À la veille de monter sur scène pour présenter leurs productions au public, les membres du groupe ressentent-ils une certaine nervosité ? D’une seule et même voix, ils répondent en chœur : nous sommes habitués, même si on a un peu le trac. « Si vous n’aviez pas le trac, ce ne serait pas normal », souligne Dany Bouchard. « On n’est pas normal, c’est pour ça qu’on est icitte ! », rétorque Michel du tac au tac, déclenchant l’hilarité dans le studio.

* Certains participants ont préféré se confier sous leur nom d’artiste.

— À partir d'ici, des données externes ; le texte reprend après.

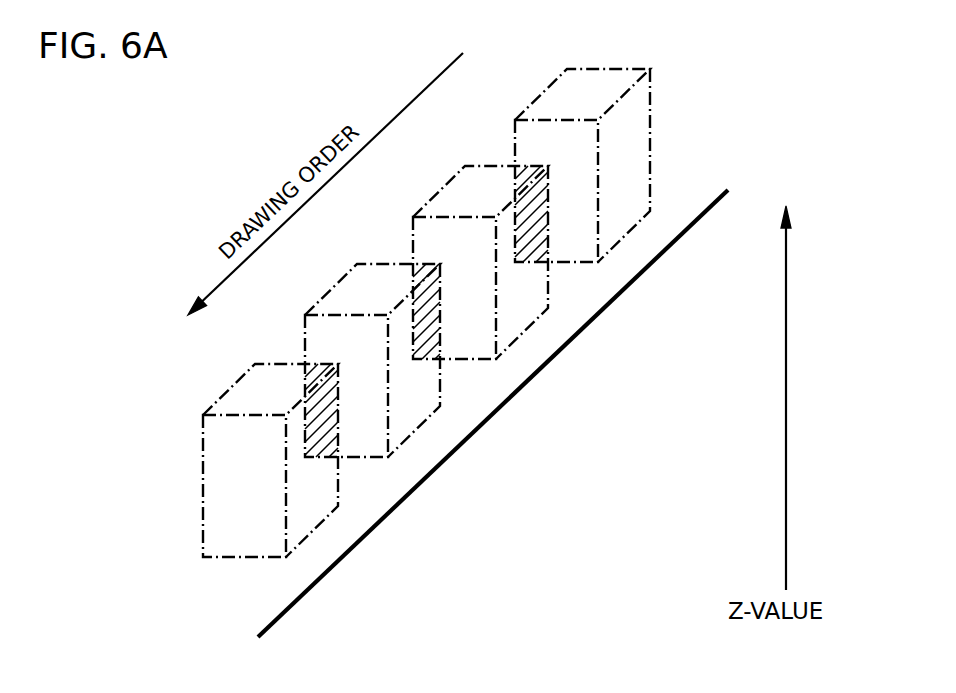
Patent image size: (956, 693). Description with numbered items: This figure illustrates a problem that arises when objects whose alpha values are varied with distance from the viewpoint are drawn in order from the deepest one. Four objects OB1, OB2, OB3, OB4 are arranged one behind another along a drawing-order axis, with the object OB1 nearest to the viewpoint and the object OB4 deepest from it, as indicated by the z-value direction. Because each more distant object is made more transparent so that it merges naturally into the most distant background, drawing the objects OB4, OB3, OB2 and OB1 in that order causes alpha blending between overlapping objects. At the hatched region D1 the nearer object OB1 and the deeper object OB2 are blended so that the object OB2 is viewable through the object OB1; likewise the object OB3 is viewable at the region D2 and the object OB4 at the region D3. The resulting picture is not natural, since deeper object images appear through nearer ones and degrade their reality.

La musicothérapie, un impact notable

Les ateliers des Impatients sont passés sous la loupe d’étudiants et de chercheurs montréalais. Une recherche de maîtrise menée par Diane Nguyen en 2014 a démontré que 87,1 % des participants ont constaté une amélioration de leur santé et que 66 % ont noté une diminution du nombre d’hospitalisations. Une autre étude a été menée par Myra Piat et Eleni Sofouli sur des initiatives similaires offertes à l’Institut universitaire de santé mentale Douglas. « Les bienfaits que les participants retirent des ateliers, ainsi que l’approche humaine de ceux-ci, prouvent que cette initiative peut également améliorer le processus de rétablissement personnel », notent-elles. À l’étranger, de nombreuses études ont examiné les effets de la musicothérapie sur diverses franges de la population. L’université irlandaise de Queen’s à Belfast a par exemple démontré qu’elle entraînait une atténuation des symptômes de dépression chez les enfants et les adolescents. Une autre étude menée en France a confirmé son potentiel sur des patients atteints de la maladie d’Alzheimer.